Published on August 21, 2012
If you read the title for this post and wished to call me out on misuse of the semicolon (in a post about semicolons), then save yourself a stamp (or a few bits in an email) and be assured that I know how to use it. At least I thought I did until I reviewed a short essay for a co-worker and found rampant instances of semicolon misuse. As soon as I encounter a grammar or usage error like this, I find myself doubting my experience, my degree (in English), and my reputation as a Tech Comm Queen. In a rush of anxiety, I wonder, wait, is that use of the semicolon correct?
Here is an example of the offense: For those that want to get into the short-sell market and make a lot of money; we offer discounted brokerage services and share a passion for dodging the SEC.
Let me assure you that the example sentence is fiction (I wrote it), but the misuse of the semicolon is very real. Unfortunately, many people make this mistake, thinking that an introductory clause should be followed immediately by some punctuation mark, and maybe a semicolon fits the bill. It most definitely does not. The sentence demands a comma after the introductory clause, nothing more.

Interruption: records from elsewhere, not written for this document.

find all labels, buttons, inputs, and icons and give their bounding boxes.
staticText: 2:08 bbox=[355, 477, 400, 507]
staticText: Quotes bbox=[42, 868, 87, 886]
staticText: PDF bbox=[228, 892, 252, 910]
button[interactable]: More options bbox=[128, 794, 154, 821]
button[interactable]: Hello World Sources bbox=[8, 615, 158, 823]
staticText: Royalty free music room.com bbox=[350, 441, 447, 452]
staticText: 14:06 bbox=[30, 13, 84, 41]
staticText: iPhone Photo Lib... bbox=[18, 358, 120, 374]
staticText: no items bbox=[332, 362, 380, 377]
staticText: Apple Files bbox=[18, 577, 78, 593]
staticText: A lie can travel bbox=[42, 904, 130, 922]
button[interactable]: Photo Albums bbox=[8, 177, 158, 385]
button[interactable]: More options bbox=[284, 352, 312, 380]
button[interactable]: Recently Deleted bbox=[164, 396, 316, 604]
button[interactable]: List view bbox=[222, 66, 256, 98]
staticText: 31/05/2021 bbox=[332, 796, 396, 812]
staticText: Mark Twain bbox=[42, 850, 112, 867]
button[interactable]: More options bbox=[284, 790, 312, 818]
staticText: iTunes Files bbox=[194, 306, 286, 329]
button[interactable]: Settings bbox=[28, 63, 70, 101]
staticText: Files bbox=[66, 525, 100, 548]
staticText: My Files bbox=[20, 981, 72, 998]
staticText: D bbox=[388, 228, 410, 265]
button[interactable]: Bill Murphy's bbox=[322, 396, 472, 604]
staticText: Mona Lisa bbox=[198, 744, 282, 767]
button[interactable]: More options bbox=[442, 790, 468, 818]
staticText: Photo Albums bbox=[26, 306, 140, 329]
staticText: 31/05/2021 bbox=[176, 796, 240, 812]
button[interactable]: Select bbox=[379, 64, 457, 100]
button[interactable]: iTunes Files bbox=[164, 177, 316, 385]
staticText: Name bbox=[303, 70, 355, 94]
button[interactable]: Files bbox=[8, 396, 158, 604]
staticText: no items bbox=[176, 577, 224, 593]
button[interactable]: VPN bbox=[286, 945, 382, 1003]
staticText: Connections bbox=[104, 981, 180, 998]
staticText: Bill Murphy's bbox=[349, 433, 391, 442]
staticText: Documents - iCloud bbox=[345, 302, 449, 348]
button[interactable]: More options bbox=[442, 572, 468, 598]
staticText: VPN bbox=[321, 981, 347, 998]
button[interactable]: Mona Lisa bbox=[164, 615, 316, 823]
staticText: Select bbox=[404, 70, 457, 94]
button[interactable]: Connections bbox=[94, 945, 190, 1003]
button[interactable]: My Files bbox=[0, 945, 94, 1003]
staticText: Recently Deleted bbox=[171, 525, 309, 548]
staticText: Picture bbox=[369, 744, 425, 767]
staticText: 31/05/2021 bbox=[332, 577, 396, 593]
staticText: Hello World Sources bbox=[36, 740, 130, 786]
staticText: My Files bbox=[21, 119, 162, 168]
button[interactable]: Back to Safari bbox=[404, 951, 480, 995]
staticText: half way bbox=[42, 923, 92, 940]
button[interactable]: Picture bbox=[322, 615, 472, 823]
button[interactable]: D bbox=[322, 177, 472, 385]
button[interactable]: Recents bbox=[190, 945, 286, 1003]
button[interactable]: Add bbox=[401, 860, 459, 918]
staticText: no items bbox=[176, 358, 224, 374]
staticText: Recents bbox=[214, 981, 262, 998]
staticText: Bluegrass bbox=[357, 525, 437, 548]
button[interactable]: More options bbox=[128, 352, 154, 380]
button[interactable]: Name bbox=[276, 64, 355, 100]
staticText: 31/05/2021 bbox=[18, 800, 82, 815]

The semicolon is a wonderful diacritical mark (just ask Victor Borge), but it is best used to separate two independent clauses that might be otherwise linked with a coordinating conjunction, such as “and” or “but.” If you want to test your usage, just break the sentence into two parts. Can both parts stand alone as complete sentences, each with a subject and a verb? My example would not withstand the test, and that is why a semicolon is not correct.
If you want more guidance on semicolon usage, then I recommend The Oatmeal, who has explored punctuation and other usage questions in comics that are informational, irreverent, and sometimes offensive. Semicolons. Beware!